On Mon, May 12, 2008 at 01:29:32PM -0700, Darrian Hale wrote:
> Thanks for your help,
>
> See additional comments below.
>
> -Darrian
> >
> > Just edit your disklabel, using the 'm' command.
>
> Thanks, this worked. After booting from 4.2 ramdisk kernel, i ran
> disklabel -E wd0
> I then modified the a partition and the default offset was a very large
> number,
> i changed this to 63 and kept the size the same. For the remainder of the
> partitions i just added the previous size and offset for the new offset.
>
> My real upgrade however needs to be remote, so I cannot boot the ramdisk
> kernel
> and perform these steps. For completeness, I did the following to make a
> remote
> upgrade work.
>
> 1. login to 4.1 system
> 2. copy 4.2 kernels and disklabel from 4.2 to system.

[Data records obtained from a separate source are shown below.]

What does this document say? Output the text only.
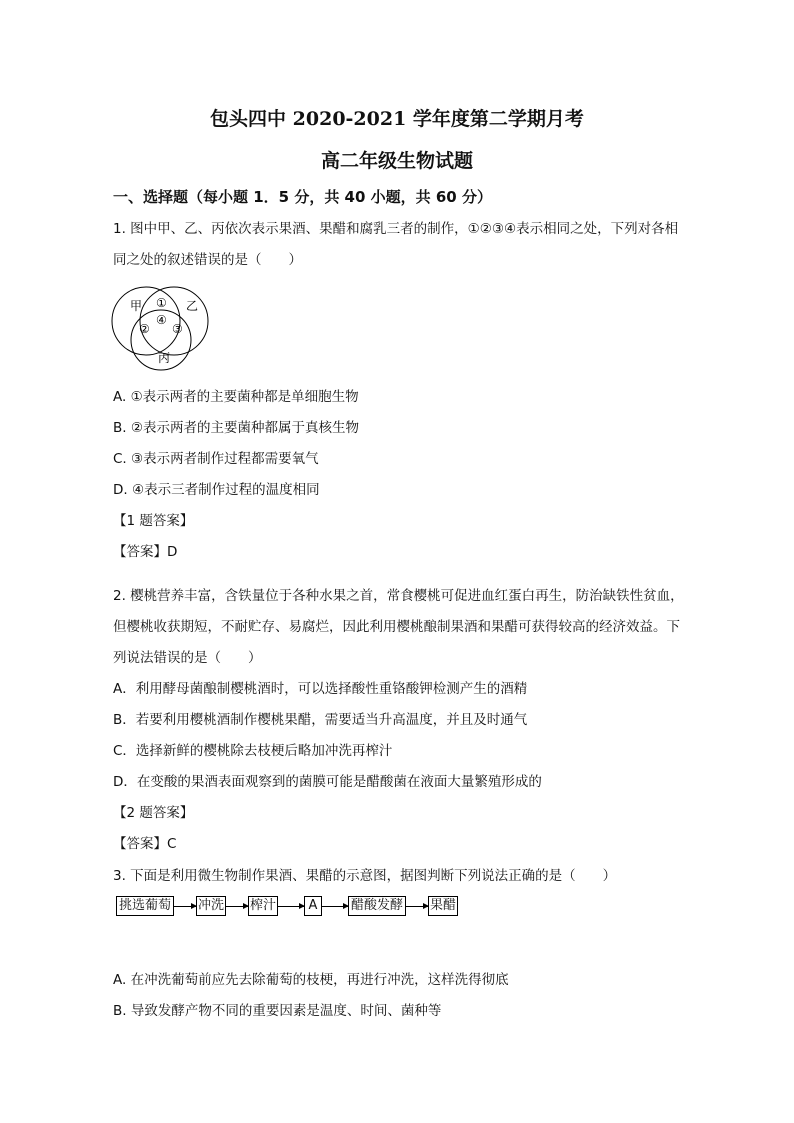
包头四中 2020-2021 学年度第二学期月考
高二年级生物试题
一、选择题（每小题 1．5 分，共 40 小题，共 60 分）
1. 图中甲、乙、丙依次表示果酒、果醋和腐乳三者的制作，①②③④表示相同之处，下列对各相
同之处的叙述错误的是（　　）
甲	乙
丙
①
② ③
④
A. ①表示两者的主要菌种都是单细胞生物
B. ②表示两者的主要菌种都属于真核生物
C. ③表示两者制作过程都需要氧气
D. ④表示三者制作过程的温度相同
【1 题答案】
【答案】D
2. 樱桃营养丰富，含铁量位于各种水果之首，常食樱桃可促进血红蛋白再生，防治缺铁性贫血，
但樱桃收获期短，不耐贮存、易腐烂，因此利用樱桃酿制果酒和果醋可获得较高的经济效益。下
列说法错误的是（　　）
A．利用酵母菌酿制樱桃酒时，可以选择酸性重铬酸钾检测产生的酒精
B．若要利用樱桃酒制作樱桃果醋，需要适当升高温度，并且及时通气
C．选择新鲜的樱桃除去枝梗后略加冲洗再榨汁
D．在变酸的果酒表面观察到的菌膜可能是醋酸菌在液面大量繁殖形成的
【2 题答案】
【答案】C
3. 下面是利用微生物制作果酒、果醋的示意图，据图判断下列说法正确的是（　　）
挑选葡萄 冲洗 榨汁	A	醋酸发酵 果醋
A. 在冲洗葡萄前应先去除葡萄的枝梗，再进行冲洗，这样洗得彻底
B. 导致发酵产物不同的重要因素是温度、时间、菌种等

> 3. run 4.2 disklabel while still running 4.1 kernel and fix disklabel
> as described above.
> 4. reboot, it works and i can still remotely login to system which is
> now running a 4.2
> kernel with 4.1 userland.
> ** unexpectedly at this point, I can now boot either the 4.1 kernel or
> 4.2 kernel with the
> same 4.1 userland. It seems that after modifying the disk label with
> the 4.2 version of
> disklabel, that the 4.1 version still reads it properly. **
> 5. finish upgrade as described in openbsd upgrade FAQ.
I repeat, if your 4.1 disklabel is OK an never touched by a 4.2
kernel, a regular upgrade should work. You upgrade procedure above is
non-standard, and I have no idea if it will work in all cases.